Please see our collection of research articles on probabilistic programming.
A growing body of literature studies probabilistic programming from an array of perspectives. The individual project pages linked below often contain lists of publications, although we aim to collect these in our own master list as well. A related but distinct body of work is that of Approximate Bayesian Computation (ABC), which focuses on likelihood-free methods, developed originally to tackle statistical queries in population genetics but now applied more broadly. The website for the i-Like research programme links to a number of very interesting articles. Another related area of research is Statistical Relational Learning, which is in general interested in distributions on structured spaces (e.g., models of first order languages) where there may be uncertainty in the number and types of objects.
Existing probabilistic programming systems
Below we have compiled a list of probabilistic programming systems including languages, implementations/compilers, as well as software libraries for constructing probabilistic models and toolkits for building probabilistic inference algorithms.
- BLOG, or Bayesian logic, is a probabilistic programming language with elements of first-order logic, as well as an MCMC-based inference algorithm. BLOG makes it relatively easy to represent uncertainty about the number of underlying objects explaining observed data.
- BUGS is a language for specifying finite graphical models and accompanying software for performing B(ayesian) I(nference) U(sing) G(ibbs) S(ampling).
- Church is a universal probabilistic programming language, extending Scheme with probabilistic semantics, and is well suited for describing infinite-dimensional stochastic processes and other recursively-defined generative processes (Goodman, Mansinghka, Roy, Bonawitz and Tenenbaum, 2008).
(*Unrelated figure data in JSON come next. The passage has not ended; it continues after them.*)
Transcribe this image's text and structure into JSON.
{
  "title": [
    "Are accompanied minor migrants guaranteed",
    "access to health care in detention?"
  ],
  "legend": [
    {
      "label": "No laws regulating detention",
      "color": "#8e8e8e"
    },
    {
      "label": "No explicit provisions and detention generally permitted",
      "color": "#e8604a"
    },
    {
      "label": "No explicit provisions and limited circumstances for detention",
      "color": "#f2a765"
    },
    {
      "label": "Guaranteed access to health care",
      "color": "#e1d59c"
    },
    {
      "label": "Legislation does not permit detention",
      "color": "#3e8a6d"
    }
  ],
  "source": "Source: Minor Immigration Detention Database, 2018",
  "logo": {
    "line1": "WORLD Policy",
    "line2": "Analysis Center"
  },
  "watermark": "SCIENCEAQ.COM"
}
Implementations of Church include MIT-Church, Cosh, Bher, and JSChurch.
- Dimple is a software tool that performs inference and learning on probabilistic graphical models via belief propagation algorithms or sampling based algorithms.
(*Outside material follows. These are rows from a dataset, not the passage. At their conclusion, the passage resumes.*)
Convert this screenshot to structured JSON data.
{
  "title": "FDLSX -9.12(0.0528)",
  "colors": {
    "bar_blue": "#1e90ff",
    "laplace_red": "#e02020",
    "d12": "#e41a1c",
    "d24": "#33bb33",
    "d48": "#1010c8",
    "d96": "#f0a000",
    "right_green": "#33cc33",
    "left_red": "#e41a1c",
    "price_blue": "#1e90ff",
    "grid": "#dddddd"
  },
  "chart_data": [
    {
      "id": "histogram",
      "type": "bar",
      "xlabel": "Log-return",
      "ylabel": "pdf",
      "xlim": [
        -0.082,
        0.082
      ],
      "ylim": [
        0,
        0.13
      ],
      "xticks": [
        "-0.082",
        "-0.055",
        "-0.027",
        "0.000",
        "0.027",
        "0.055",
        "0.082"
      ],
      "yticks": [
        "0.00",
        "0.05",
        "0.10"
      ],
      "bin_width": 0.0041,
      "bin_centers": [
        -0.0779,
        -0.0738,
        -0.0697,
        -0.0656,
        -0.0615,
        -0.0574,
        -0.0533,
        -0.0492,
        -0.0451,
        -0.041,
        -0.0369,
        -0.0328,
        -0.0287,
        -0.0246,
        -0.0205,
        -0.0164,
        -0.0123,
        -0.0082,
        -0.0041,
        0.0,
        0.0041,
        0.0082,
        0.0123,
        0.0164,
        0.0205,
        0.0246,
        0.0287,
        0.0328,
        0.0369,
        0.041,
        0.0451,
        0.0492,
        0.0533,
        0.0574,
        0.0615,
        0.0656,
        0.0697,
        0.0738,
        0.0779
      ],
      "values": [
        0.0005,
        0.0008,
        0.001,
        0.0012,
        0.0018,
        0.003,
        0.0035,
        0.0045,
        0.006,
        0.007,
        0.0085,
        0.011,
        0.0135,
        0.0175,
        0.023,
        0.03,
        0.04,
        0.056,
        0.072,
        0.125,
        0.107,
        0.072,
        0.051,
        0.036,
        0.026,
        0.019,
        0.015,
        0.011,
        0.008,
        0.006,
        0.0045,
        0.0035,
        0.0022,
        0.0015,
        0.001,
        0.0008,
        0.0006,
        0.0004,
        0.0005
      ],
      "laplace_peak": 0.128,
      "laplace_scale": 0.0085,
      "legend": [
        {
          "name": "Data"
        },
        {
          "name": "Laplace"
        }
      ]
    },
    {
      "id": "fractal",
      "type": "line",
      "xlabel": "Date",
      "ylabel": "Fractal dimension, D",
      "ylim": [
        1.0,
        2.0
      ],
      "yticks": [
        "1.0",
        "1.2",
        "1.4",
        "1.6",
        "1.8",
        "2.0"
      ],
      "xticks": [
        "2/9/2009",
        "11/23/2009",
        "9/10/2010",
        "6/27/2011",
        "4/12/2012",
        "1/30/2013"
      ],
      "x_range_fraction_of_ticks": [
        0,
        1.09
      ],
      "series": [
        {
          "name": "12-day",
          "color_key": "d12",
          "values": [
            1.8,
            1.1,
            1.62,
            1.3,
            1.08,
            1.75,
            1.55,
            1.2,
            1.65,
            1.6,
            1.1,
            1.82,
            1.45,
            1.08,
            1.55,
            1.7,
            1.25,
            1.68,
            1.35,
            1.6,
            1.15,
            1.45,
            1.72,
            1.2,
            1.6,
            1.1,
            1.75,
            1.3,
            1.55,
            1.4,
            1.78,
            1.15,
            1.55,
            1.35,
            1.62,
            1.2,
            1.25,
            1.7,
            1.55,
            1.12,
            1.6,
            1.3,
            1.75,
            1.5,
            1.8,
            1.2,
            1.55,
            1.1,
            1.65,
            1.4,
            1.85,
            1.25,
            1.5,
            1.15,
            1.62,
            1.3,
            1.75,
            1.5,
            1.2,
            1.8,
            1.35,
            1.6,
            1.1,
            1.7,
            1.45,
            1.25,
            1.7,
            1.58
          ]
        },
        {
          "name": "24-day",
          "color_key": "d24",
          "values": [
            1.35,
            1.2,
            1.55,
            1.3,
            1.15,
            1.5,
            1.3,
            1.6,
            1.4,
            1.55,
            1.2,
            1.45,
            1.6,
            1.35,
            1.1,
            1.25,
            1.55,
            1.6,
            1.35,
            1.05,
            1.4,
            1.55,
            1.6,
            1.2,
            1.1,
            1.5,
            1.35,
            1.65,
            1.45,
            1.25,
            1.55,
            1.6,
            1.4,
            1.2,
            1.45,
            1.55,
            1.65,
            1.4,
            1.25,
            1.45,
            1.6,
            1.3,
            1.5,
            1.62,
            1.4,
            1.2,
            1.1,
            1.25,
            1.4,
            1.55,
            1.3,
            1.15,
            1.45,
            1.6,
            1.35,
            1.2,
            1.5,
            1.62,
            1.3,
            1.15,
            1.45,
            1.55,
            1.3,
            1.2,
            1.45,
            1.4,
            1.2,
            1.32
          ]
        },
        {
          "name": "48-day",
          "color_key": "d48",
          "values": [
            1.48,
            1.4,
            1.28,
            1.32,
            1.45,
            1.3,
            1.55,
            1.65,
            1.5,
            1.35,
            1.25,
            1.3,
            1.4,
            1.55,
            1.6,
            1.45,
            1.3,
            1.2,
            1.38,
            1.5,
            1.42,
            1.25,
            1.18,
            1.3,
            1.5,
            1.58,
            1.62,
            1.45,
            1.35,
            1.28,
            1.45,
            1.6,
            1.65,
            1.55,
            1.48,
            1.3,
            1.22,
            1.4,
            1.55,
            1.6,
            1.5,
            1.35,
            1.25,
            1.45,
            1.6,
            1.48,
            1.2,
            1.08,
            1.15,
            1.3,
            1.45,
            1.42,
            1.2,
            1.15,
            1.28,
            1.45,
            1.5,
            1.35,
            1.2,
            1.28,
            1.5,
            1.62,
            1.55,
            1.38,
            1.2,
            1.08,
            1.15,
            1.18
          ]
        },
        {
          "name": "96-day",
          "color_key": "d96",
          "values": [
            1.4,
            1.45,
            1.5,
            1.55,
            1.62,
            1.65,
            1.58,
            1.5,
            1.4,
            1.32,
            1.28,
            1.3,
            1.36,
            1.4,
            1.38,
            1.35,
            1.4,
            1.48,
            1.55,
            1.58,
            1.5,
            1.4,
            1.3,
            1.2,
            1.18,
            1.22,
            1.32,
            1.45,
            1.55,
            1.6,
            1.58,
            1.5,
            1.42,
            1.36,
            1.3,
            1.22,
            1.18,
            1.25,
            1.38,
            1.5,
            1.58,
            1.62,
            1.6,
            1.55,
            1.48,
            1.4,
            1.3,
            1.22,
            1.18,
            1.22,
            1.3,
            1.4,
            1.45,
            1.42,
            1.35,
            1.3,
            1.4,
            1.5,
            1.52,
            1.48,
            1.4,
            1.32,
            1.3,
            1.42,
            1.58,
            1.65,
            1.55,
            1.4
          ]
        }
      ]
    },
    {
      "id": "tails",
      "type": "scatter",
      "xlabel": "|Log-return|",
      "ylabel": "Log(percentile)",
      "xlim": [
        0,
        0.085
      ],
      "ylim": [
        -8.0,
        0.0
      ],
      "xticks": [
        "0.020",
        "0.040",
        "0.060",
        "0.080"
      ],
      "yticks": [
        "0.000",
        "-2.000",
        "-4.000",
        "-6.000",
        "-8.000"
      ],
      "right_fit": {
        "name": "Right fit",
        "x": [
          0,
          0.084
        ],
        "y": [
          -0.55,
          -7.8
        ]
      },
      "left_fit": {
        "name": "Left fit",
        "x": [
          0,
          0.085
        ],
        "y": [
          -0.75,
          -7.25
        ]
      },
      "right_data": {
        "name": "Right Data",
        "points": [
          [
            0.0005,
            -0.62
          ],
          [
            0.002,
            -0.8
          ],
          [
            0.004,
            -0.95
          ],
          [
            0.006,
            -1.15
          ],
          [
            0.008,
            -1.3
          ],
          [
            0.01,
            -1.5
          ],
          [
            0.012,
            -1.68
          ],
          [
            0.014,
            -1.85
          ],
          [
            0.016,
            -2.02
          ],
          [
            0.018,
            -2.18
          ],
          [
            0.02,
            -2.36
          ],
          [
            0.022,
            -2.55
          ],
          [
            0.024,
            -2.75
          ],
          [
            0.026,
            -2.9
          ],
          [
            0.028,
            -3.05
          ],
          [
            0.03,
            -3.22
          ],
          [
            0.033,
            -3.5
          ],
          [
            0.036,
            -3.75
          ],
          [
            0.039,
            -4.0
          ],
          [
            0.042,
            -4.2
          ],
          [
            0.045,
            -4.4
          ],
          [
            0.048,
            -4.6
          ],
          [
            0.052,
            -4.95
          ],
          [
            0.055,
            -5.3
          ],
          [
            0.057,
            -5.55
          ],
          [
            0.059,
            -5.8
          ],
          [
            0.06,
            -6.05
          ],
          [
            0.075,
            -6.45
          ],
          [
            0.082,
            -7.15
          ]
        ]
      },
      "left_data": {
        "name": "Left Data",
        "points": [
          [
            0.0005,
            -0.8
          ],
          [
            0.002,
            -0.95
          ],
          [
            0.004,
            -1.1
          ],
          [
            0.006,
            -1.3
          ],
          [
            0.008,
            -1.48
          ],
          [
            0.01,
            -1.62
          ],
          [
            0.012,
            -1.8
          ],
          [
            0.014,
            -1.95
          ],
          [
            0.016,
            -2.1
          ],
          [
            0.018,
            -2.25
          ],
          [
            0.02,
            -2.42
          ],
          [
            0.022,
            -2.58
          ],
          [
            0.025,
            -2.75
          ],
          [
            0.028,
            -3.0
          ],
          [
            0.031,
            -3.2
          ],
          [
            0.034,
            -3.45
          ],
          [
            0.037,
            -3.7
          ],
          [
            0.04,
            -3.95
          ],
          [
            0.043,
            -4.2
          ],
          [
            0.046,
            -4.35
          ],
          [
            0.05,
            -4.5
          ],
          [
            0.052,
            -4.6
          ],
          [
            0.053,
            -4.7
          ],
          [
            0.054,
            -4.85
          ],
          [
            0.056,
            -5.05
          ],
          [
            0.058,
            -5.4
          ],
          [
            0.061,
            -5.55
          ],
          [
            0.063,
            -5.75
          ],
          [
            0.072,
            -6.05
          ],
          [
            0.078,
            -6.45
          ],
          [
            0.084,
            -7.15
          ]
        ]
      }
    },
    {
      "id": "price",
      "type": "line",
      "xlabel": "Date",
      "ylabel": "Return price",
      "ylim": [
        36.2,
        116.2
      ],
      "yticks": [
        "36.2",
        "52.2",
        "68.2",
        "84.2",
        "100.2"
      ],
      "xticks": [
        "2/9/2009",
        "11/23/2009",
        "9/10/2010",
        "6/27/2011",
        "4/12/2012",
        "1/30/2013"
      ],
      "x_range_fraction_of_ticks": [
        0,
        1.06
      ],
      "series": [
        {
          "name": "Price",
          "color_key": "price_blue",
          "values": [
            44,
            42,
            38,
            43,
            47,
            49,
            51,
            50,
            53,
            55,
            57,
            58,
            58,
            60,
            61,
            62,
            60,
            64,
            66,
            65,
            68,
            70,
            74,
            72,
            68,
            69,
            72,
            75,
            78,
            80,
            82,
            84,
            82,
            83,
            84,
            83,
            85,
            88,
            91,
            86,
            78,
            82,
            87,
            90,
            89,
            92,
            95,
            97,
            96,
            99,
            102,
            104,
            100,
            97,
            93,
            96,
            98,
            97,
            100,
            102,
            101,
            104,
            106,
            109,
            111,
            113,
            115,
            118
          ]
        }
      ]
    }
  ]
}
- FACTORIE is a Scala library for creating relational factor graphs, estimating parameters and performing inference.
- Figaro is a Scala library for constructing probabilistic models that also provides a number of built-in reasoning algorithms that can be applied automatically to any constructed models.
- HANSEI is a domain-specific language embedded in OCaml, which allows one to express discrete-distribution models with potentially infinite support, perform exact inference as well as importance sampling-based inference, and model inference over inference.
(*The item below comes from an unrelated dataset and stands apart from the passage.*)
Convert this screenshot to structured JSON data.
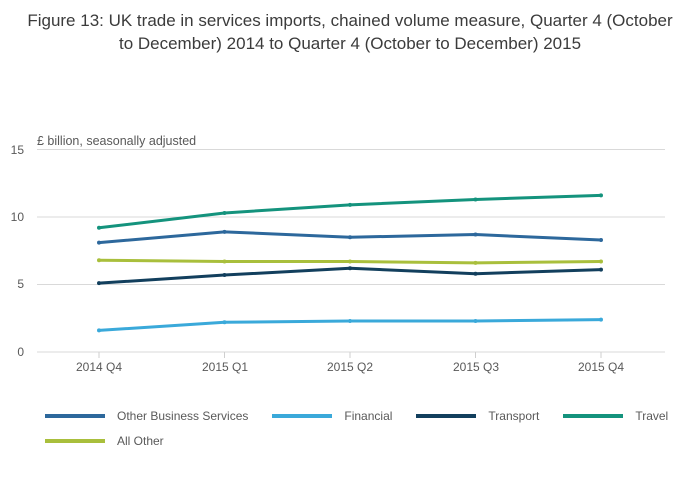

- Hierarchical Bayesian Compiler (HBC) is a language for expressing and compiler for implementing hierarchical Bayesian models, with a focus on large-dimension discrete models and support for a number of non-parametric process priors.
- Infer.NET is a software library developed by Microsoft for expressing graphical models and implementing Bayesian inference using a variety of algorithms.
- ProbLog is a probabilistic extension of Prolog based on Sato's distribution semantics. While ProbLog1 focuses on calculating the success probability of a query, ProbLog2 can calculate both conditional probabilities and MPE states.
- PyMC is a python module that implements a suite of MCMC algorithms as python classes, and is extremely flexible and applicable to a large suite of problems. PyMC includes methods for summarizing output, plotting, goodness-of-fit and convergence diagnostics.
- Stan exposes a language for defining probability density functions for probabilistic models. Stan includes a compiler, which produces C++ code that performs Bayesian inference via a method similar to Hamiltonian Monte Carlo sampling.
- Probabilistic Models of Cognition Tutorial
A tutorial in Church using examples from Cognitive Science and AI.